Of course, it is important to pay homage and respect the integrity of the story’s origins. I’m lucky because my heritage and culture instills understanding and appreciation of the Chinese mythic tradition. But even that can only get you so far - to tell this story it requires certain elements: characters who are filled with wanderlust, who have good hearts, and who constitute the “other.” This play, in a way, is very gay, and to use white, heterosexual characters as the leads, in my opinion, does not pay respect to the story’s central idea that love is a universal, unique, and more often than not, an odd thing.

And I think to further that point, this was something I talked to the playwright, Mary Zimmerman about. She and I have a mutual love for oral traditions and we agreed that stories - especially those rooted in oral traditions - were meant to be told.

AM: What is the ideal casting practice we should ascribe to, and what's the closest we can get at Michigan with our limits? What about professional theatres? GS: When I was working at Steppenwolf, a big concern was trying to cast this Vietnamese character who had to be fluent in the language. Now, finding a Vietnamese actor in Chicago was pretty difficult - but Steppenwolf has the resources to cast a race-appropriate actor and hire a coach to teach her the language and nuances. However, smaller theatres that wish to do a show of this nature find themselves down on their luck, but I don’t necessarily believe that means they shouldn’t try to do the play.
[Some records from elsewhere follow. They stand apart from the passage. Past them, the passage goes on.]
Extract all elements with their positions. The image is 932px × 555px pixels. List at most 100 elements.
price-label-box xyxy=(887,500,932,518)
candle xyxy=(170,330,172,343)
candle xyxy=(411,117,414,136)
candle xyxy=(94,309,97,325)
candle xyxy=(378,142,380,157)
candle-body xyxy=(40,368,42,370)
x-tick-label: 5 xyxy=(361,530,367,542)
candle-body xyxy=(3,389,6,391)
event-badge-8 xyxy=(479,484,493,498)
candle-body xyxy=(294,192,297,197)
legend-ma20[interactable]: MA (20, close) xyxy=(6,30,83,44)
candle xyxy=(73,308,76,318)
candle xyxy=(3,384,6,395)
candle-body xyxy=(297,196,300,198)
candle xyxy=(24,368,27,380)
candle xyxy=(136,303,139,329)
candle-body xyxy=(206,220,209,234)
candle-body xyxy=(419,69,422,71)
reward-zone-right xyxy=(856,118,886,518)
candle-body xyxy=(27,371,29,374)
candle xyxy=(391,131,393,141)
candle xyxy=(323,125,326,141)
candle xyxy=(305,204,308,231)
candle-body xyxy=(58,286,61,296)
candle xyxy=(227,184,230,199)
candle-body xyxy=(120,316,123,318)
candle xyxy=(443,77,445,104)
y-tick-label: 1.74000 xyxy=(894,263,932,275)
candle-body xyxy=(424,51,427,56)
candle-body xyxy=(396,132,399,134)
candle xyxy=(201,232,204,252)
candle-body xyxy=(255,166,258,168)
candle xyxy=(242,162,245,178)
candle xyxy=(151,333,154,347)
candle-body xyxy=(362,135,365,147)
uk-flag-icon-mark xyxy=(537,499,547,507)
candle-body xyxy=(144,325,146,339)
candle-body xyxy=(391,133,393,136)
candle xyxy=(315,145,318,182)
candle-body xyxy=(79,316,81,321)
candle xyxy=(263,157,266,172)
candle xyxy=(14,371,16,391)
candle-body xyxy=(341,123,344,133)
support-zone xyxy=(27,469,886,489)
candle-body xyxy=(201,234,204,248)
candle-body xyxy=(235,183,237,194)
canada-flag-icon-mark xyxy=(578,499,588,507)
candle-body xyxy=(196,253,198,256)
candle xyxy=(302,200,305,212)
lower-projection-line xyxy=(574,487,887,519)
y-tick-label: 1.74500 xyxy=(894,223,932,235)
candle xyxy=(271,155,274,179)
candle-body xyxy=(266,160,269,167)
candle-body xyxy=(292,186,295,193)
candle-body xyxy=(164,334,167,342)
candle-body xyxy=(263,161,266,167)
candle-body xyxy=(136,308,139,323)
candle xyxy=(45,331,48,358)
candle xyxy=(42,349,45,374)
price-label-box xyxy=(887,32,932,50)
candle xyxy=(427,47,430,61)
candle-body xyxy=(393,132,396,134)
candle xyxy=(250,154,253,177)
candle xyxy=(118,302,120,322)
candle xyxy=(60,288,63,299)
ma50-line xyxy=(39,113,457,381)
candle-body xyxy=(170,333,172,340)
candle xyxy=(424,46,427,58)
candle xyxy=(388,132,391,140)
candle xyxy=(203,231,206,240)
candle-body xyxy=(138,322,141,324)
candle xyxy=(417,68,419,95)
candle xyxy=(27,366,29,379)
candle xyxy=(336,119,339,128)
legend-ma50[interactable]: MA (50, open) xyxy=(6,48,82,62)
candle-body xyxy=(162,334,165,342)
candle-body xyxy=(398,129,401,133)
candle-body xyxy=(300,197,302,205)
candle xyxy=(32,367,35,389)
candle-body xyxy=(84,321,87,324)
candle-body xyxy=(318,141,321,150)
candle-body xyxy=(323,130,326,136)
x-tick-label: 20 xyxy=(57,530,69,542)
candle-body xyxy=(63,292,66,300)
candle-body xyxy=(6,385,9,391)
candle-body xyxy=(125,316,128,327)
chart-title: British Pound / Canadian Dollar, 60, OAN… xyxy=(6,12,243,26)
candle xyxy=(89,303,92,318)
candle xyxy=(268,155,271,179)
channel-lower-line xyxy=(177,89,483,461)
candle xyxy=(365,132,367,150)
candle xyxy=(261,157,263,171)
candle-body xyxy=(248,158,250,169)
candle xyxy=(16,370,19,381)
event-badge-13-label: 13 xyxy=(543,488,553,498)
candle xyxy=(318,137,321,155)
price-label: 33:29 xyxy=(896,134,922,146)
If we look back at 2013’s Caroline or Change, we put a white woman in the role of the Moon and the Washing Machine - characters that were supposed to be black in order to reclaim ideas of the personification of beauty and domesticity. However, we didn’t have the adequate casting pool and we had to make due. I don’t think shelving Caroline would have been a good idea -- because at least most of the characters could be cast and still preserve the core themes and storyline. I’m glad it got done, it was a marvelous and important production. I still think about Caroline to this day.

I think, however, if you’re a professional theatre doing something so rooted in identity, like In the Heights, then you absolutely need to use Latinx and other POC actors, because then it’s not about the look - it’s about the cultural identity.

In general, to cultivate more actors of color, more queer actors, just a larger diversity of actors, it needs to begin in the grassroots. Free theatre for children, producing more plays by artists of color, casting more actors of color in plays that have been normalized in whiteness. It’s a long process, but change is effective when it starts from the bottom up.